На Новой площади, оценив открытость местности для потенциальных патрулей, мы выбрали ловцом душ Мурика, обладавшего наиболее безобидным видом, благодаря невысокому росту, и ушли всей толпой в подъезд шестнадцатиэтажки. Мурик уже через полчаса уговорил двух доверчивых лохов «помочь позвать девчонку из-под домашнего ареста». Деньги потекли в наши карманы на заплёванной площадке между третьим и четвёртым этажами. Правда, из одного упрямого «гостя столицы» их пришлось буквально вытряхивать, как из Буратино. Причём мой долговязый однокашник Адик, зачем-то вынул из кармана складной нож, как если бы средств убеждения было и так недостаточно. Адика сразу отпихнули, но жертву об стенку головой постучали, так что, после него мы дружно ретировались ускоренным темпом, вниз по дворам, через Фурманова и вдоль тихой Тулебайки. На Новой мы сняли около сороковника.

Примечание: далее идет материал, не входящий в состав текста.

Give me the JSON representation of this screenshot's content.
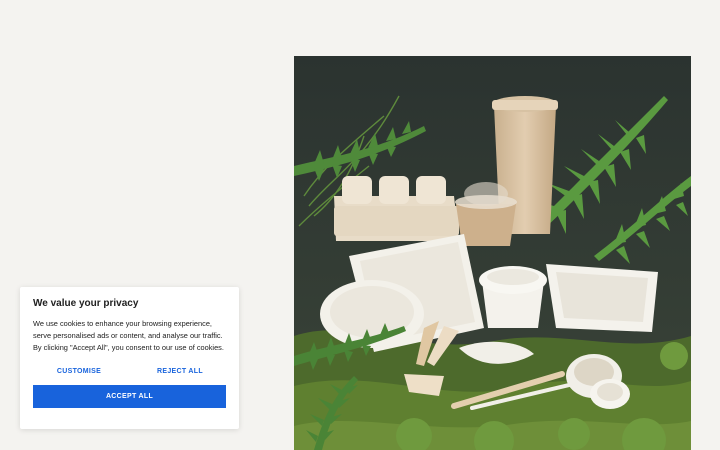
{
  "cookie_banner": {
    "title": "We value your privacy",
    "text": "We use cookies to enhance your browsing experience, serve personalised ads or content, and analyse our traffic. By clicking \"Accept All\", you consent to our use of cookies.",
    "customise_label": "CUSTOMISE",
    "reject_label": "REJECT ALL",
    "accept_label": "ACCEPT ALL"
  },
  "colors": {
    "page_background": "#f4f3f0",
    "accent": "#1863dc",
    "photo_background": "#2f3735",
    "fern": "#4f8a3a",
    "moss": "#5f8030",
    "product_kraft": "#d9c4a8",
    "product_white": "#f3f1ea"
  },
  "hero_image": {
    "subject": "compostable tableware among ferns and moss",
    "icon": "product-photo"
  }
}
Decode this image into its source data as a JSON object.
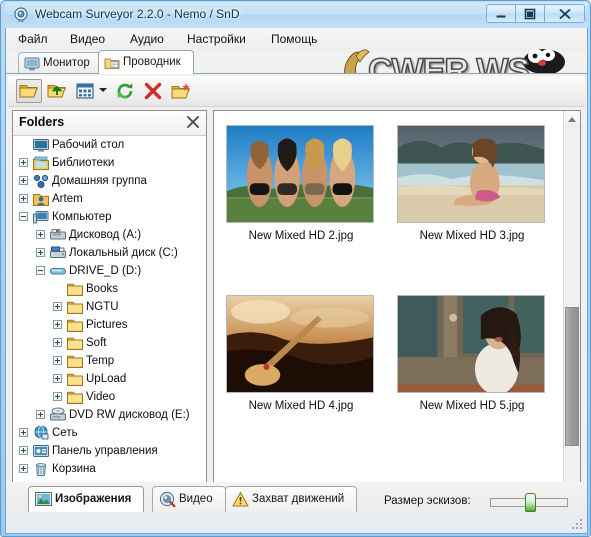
{
  "window": {
    "title": "Webcam Surveyor 2.2.0 - Nemo / SnD",
    "icon": "webcam-icon",
    "minimize_label": "Свернуть",
    "maximize_label": "Развернуть",
    "close_label": "Закрыть"
  },
  "watermark": {
    "text": "CWER.WS"
  },
  "menu": {
    "items": [
      {
        "label": "Файл"
      },
      {
        "label": "Видео"
      },
      {
        "label": "Аудио"
      },
      {
        "label": "Настройки"
      },
      {
        "label": "Помощь"
      }
    ]
  },
  "top_tabs": {
    "items": [
      {
        "label": "Монитор",
        "icon": "monitor-icon",
        "active": false
      },
      {
        "label": "Проводник",
        "icon": "folder-explorer-icon",
        "active": true
      }
    ]
  },
  "toolbar": {
    "buttons": [
      {
        "name": "open-folder-button",
        "icon": "open-folder-icon",
        "pressed": true
      },
      {
        "name": "up-folder-button",
        "icon": "folder-up-icon",
        "pressed": false
      },
      {
        "name": "view-mode-button",
        "icon": "thumbnails-view-icon",
        "pressed": false
      },
      {
        "name": "view-mode-dropdown",
        "icon": "chevron-down-icon",
        "pressed": false
      },
      {
        "name": "refresh-button",
        "icon": "refresh-icon",
        "pressed": false
      },
      {
        "name": "delete-button",
        "icon": "delete-x-icon",
        "pressed": false
      },
      {
        "name": "new-folder-button",
        "icon": "new-folder-icon",
        "pressed": false
      }
    ]
  },
  "folders_panel": {
    "title": "Folders",
    "close_icon": "close-icon",
    "tree": [
      {
        "label": "Рабочий стол",
        "depth": 0,
        "icon": "desktop-icon",
        "expander": "none"
      },
      {
        "label": "Библиотеки",
        "depth": 0,
        "icon": "libraries-icon",
        "expander": "plus"
      },
      {
        "label": "Домашняя группа",
        "depth": 0,
        "icon": "homegroup-icon",
        "expander": "plus"
      },
      {
        "label": "Artem",
        "depth": 0,
        "icon": "user-folder-icon",
        "expander": "plus"
      },
      {
        "label": "Компьютер",
        "depth": 0,
        "icon": "computer-icon",
        "expander": "minus"
      },
      {
        "label": "Дисковод (A:)",
        "depth": 1,
        "icon": "floppy-drive-icon",
        "expander": "plus"
      },
      {
        "label": "Локальный диск (C:)",
        "depth": 1,
        "icon": "hard-drive-icon",
        "expander": "plus"
      },
      {
        "label": "DRIVE_D (D:)",
        "depth": 1,
        "icon": "removable-drive-icon",
        "expander": "minus"
      },
      {
        "label": "Books",
        "depth": 2,
        "icon": "folder-icon",
        "expander": "none"
      },
      {
        "label": "NGTU",
        "depth": 2,
        "icon": "folder-icon",
        "expander": "plus"
      },
      {
        "label": "Pictures",
        "depth": 2,
        "icon": "folder-icon",
        "expander": "plus"
      },
      {
        "label": "Soft",
        "depth": 2,
        "icon": "folder-icon",
        "expander": "plus"
      },
      {
        "label": "Temp",
        "depth": 2,
        "icon": "folder-icon",
        "expander": "plus"
      },
      {
        "label": "UpLoad",
        "depth": 2,
        "icon": "folder-icon",
        "expander": "plus"
      },
      {
        "label": "Video",
        "depth": 2,
        "icon": "folder-icon",
        "expander": "plus"
      },
      {
        "label": "DVD RW дисковод (E:)",
        "depth": 1,
        "icon": "dvd-drive-icon",
        "expander": "plus"
      },
      {
        "label": "Сеть",
        "depth": 0,
        "icon": "network-icon",
        "expander": "plus"
      },
      {
        "label": "Панель управления",
        "depth": 0,
        "icon": "control-panel-icon",
        "expander": "plus"
      },
      {
        "label": "Корзина",
        "depth": 0,
        "icon": "recycle-bin-icon",
        "expander": "plus"
      }
    ]
  },
  "thumbnails": {
    "items": [
      {
        "filename": "New Mixed HD 2.jpg",
        "art": "beach-group"
      },
      {
        "filename": "New Mixed HD 3.jpg",
        "art": "beach-shore"
      },
      {
        "filename": "New Mixed HD 4.jpg",
        "art": "sunset-warm"
      },
      {
        "filename": "New Mixed HD 5.jpg",
        "art": "portrait-door"
      }
    ],
    "scrollbar": {
      "up_icon": "scroll-up-icon",
      "down_icon": "scroll-down-icon"
    }
  },
  "bottom_tabs": {
    "items": [
      {
        "label": "Изображения",
        "icon": "images-icon",
        "active": true
      },
      {
        "label": "Видео",
        "icon": "video-icon",
        "active": false
      },
      {
        "label": "Захват движений",
        "icon": "motion-alert-icon",
        "active": false
      }
    ]
  },
  "thumbnail_size": {
    "label": "Размер эскизов:",
    "value_percent": 45
  },
  "colors": {
    "frame_blue": "#9ccbee",
    "title_blue": "#c3e0f5",
    "slider_green": "#4fa832",
    "folder_yellow": "#f4c84a"
  }
}
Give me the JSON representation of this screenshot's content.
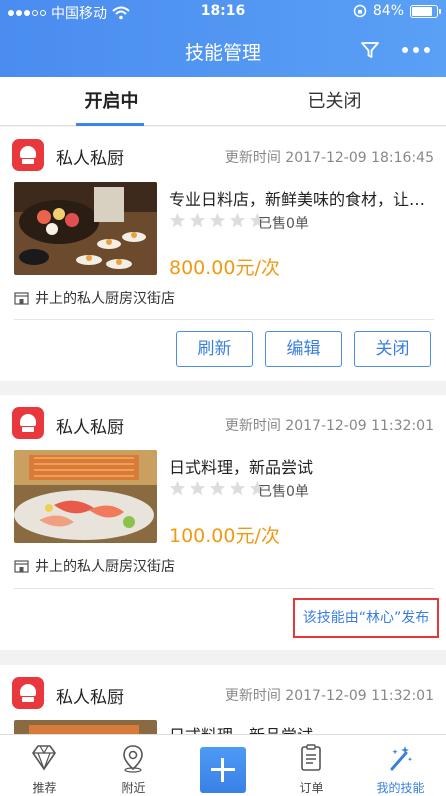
{
  "statusbar": {
    "carrier": "中国移动",
    "time": "18:16",
    "battery_pct": "84%"
  },
  "header": {
    "title": "技能管理",
    "filter_icon": "filter-icon",
    "more_icon": "more-icon"
  },
  "tabs": [
    {
      "label": "开启中",
      "active": true
    },
    {
      "label": "已关闭",
      "active": false
    }
  ],
  "cards": [
    {
      "shop_name": "私人私厨",
      "update_time": "更新时间 2017-12-09 18:16:45",
      "description": "专业日料店，新鲜美味的食材，让您吃得放心",
      "rating": 0,
      "sold": "已售0单",
      "price": "800.00元/次",
      "store": "井上的私人厨房汉街店",
      "actions": {
        "refresh": "刷新",
        "edit": "编辑",
        "close": "关闭"
      }
    },
    {
      "shop_name": "私人私厨",
      "update_time": "更新时间 2017-12-09 11:32:01",
      "description": "日式料理，新品尝试",
      "rating": 0,
      "sold": "已售0单",
      "price": "100.00元/次",
      "store": "井上的私人厨房汉街店",
      "publisher_note": "该技能由“林心”发布"
    },
    {
      "shop_name": "私人私厨",
      "update_time": "更新时间 2017-12-09 11:32:01",
      "description": "日式料理，新品尝试"
    }
  ],
  "bottom_nav": [
    {
      "label": "推荐",
      "icon": "diamond-icon"
    },
    {
      "label": "附近",
      "icon": "location-pin-icon"
    },
    {
      "label": "",
      "icon": "plus-icon"
    },
    {
      "label": "订单",
      "icon": "clipboard-icon"
    },
    {
      "label": "我的技能",
      "icon": "magic-wand-icon",
      "active": true
    }
  ],
  "colors": {
    "primary": "#4a8cf0",
    "price": "#f09a14",
    "logo": "#e8383d",
    "highlight_border": "#e53935"
  }
}
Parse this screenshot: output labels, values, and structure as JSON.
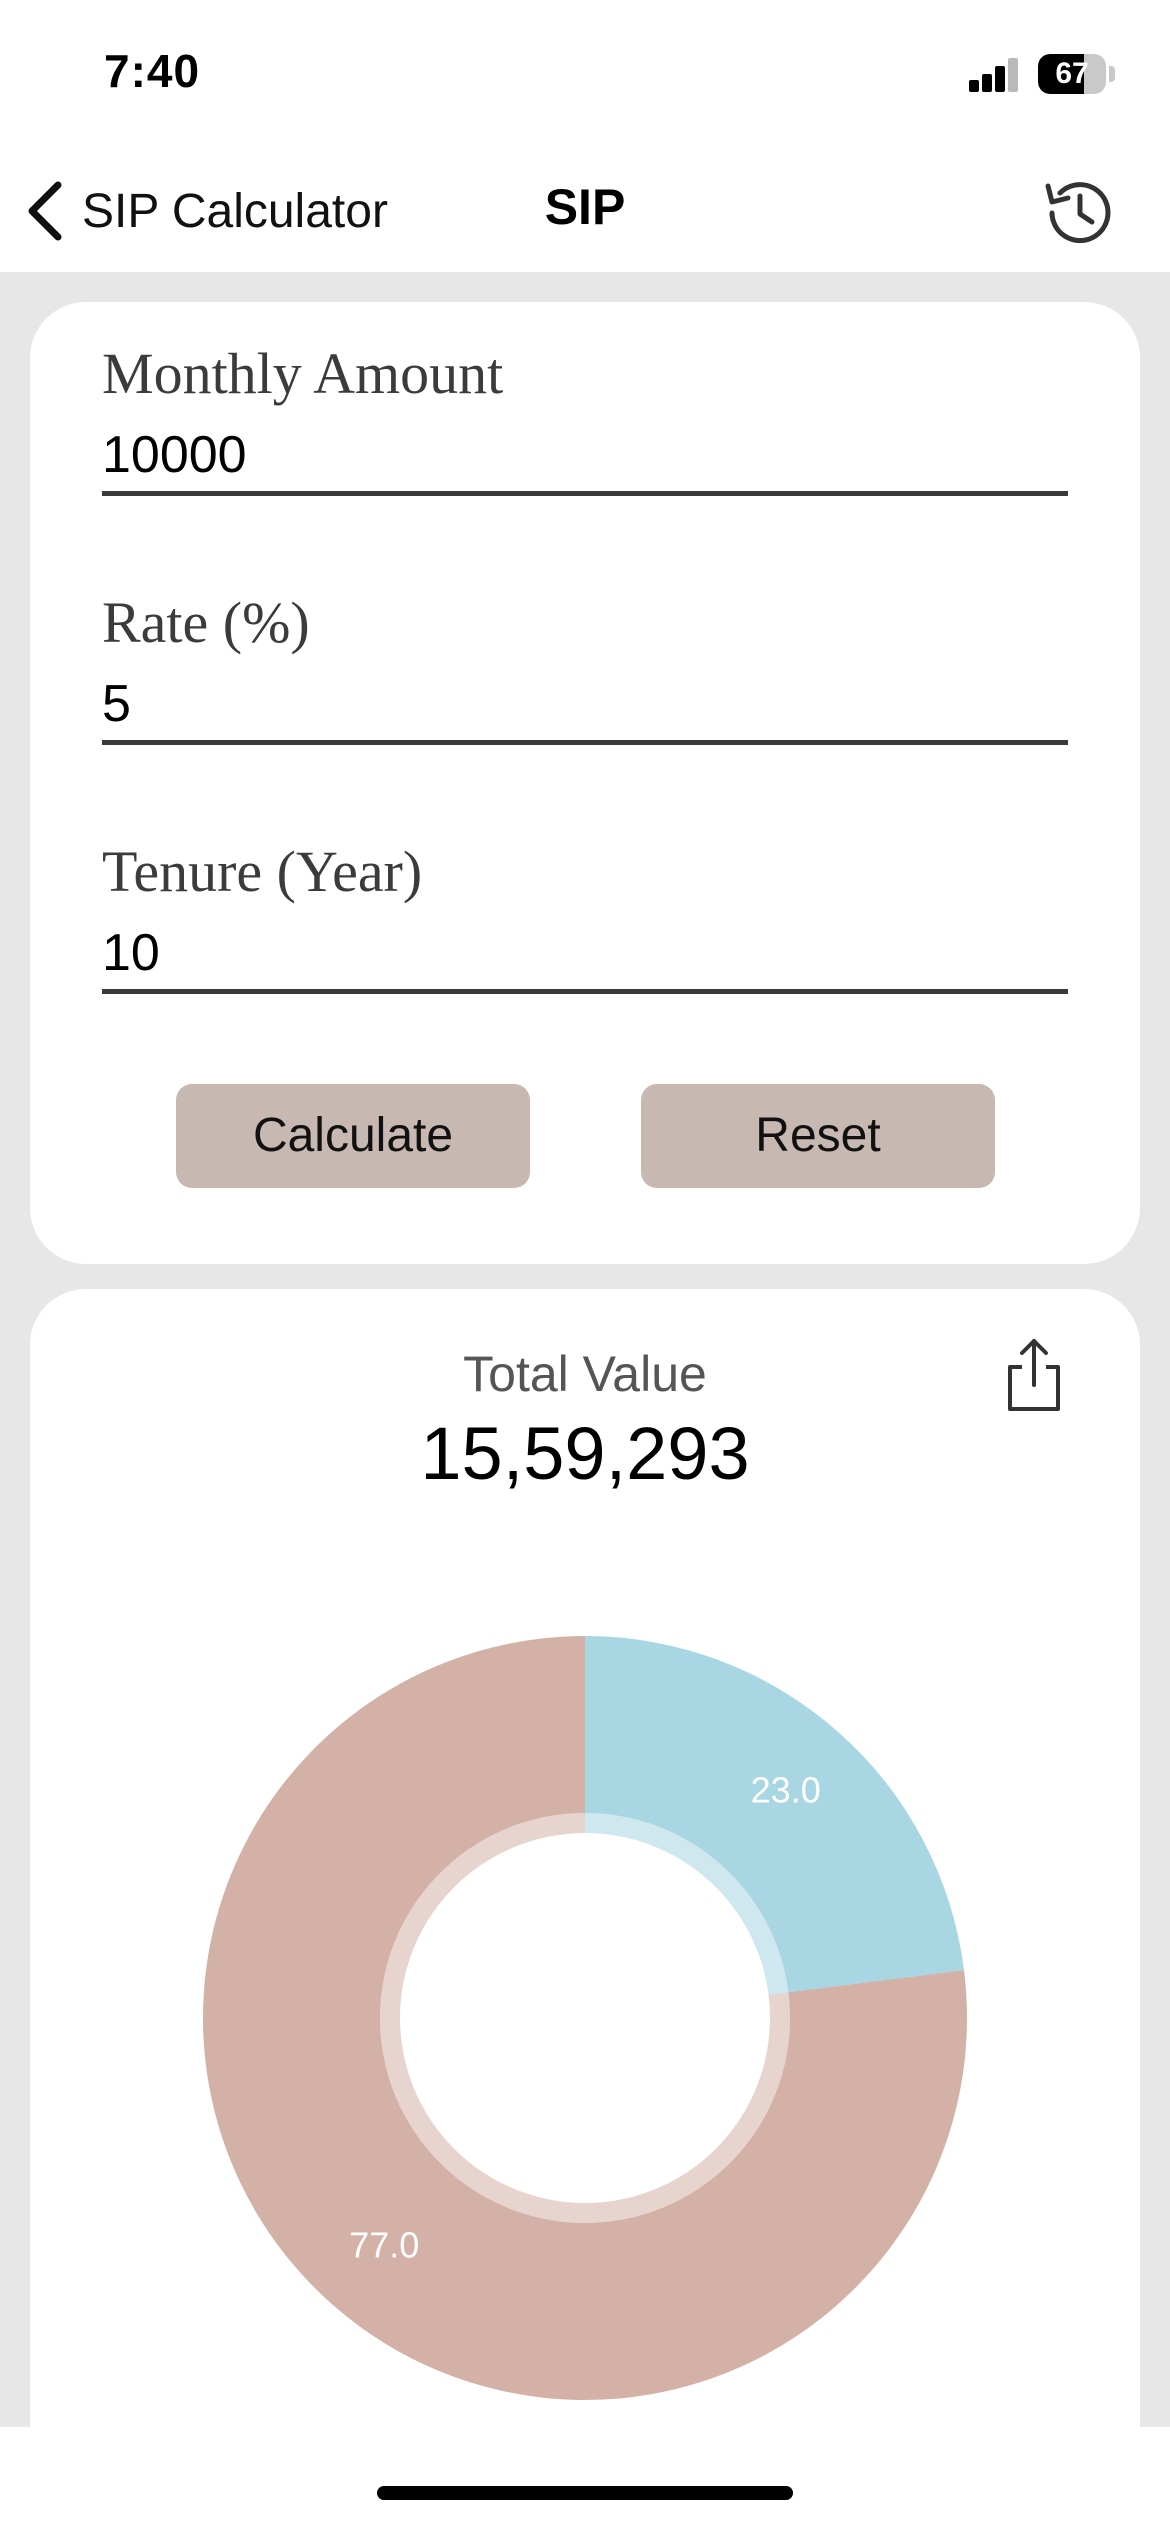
{
  "status_bar": {
    "time": "7:40",
    "battery_percent": "67",
    "signal_bars": 3,
    "signal_bars_total": 4
  },
  "nav": {
    "back_label": "SIP Calculator",
    "title": "SIP",
    "back_icon": "chevron-left-icon",
    "right_icon": "history-icon"
  },
  "form": {
    "monthly_amount": {
      "label": "Monthly Amount",
      "value": "10000"
    },
    "rate": {
      "label": "Rate (%)",
      "value": "5"
    },
    "tenure": {
      "label": "Tenure (Year)",
      "value": "10"
    },
    "calculate_label": "Calculate",
    "reset_label": "Reset"
  },
  "result": {
    "total_label": "Total Value",
    "total_value": "15,59,293",
    "share_icon": "share-icon"
  },
  "chart_data": {
    "type": "pie",
    "donut": true,
    "slices": [
      {
        "label": "23.0",
        "value": 23.0,
        "color": "#a8d6e3"
      },
      {
        "label": "77.0",
        "value": 77.0,
        "color": "#d4b1a6"
      }
    ]
  },
  "colors": {
    "background": "#e7e7e7",
    "card": "#ffffff",
    "button": "#c7b8b2",
    "slice_blue": "#a8d6e3",
    "slice_rose": "#d4b1a6"
  }
}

Из понятной осторожности, к активным действиям мы снова перешли только уже в районе Зелёного базара. Здесь мы взяли в оборот пятерых парней в военной форме, катавшихся на двух скейтбордах. Видимо, они возвращались с какой-то «Зарницы». Эти тоже оказались упрямыми, до такой степени, что когда у них просто пытались вытащить их мятые зелёные трёшки из карманов, хватая за шиворот, они, натужно покраснев, изо всех сил отпирались и изворачивались. Странные пацаны. В отличие от всех кого мы ограбили до сих пор, они не были парализованы страхом, но в то же время, они явно были или не знакомы с уличным кодексом чести, или считали себя выше его, потому что, когда их начали бить, они даже не пытались войти в отмах, хотя бы для вида. Первым ударил Серёга, «фортовский». На самом деле он просто задвинул плюху самому здоровому из них, белобрысому кабану с красной шеей. Но сразу же вслед за ним Мурик изо всей силы ударил того кулаком в нос. Когда раздался неприятный хруст, этих парней начали просто пропинывать всей толпой, среди бела дня, на глазах у прохожих, прямо на оживлённой улице Горького. В какой-то момент я поймал на себе недоумённый взгляд Адика, но он почти сразу его отвёл, и ничего потом не сказал ни мне, ни другим, за что я ему до сих пор благодарен. Дело в том, что я стоял, сунув руки в карманы, как, впрочем, и весь день до того, во всех эпизодах подобных этому. Я не хочу объяснять это ни принципиальностью, ни недостатком мужества, но я почему-то физически не мог поднять руку на обречённую жертву, находящуюся перед лицом абсолютного количественного и морального преимущества. С другой стороны, я не сомневаюсь, что, окажись я объектом пристального коллективного внимания или критики по этой причине, я бы, не раздумывая, преодолел эту слабость и присоединился бы к остальным. А так, пока что я стоял в сторонке, наблюдая за гоп-стопом и постепенно начиная сомневаться в правильности выбранного пути.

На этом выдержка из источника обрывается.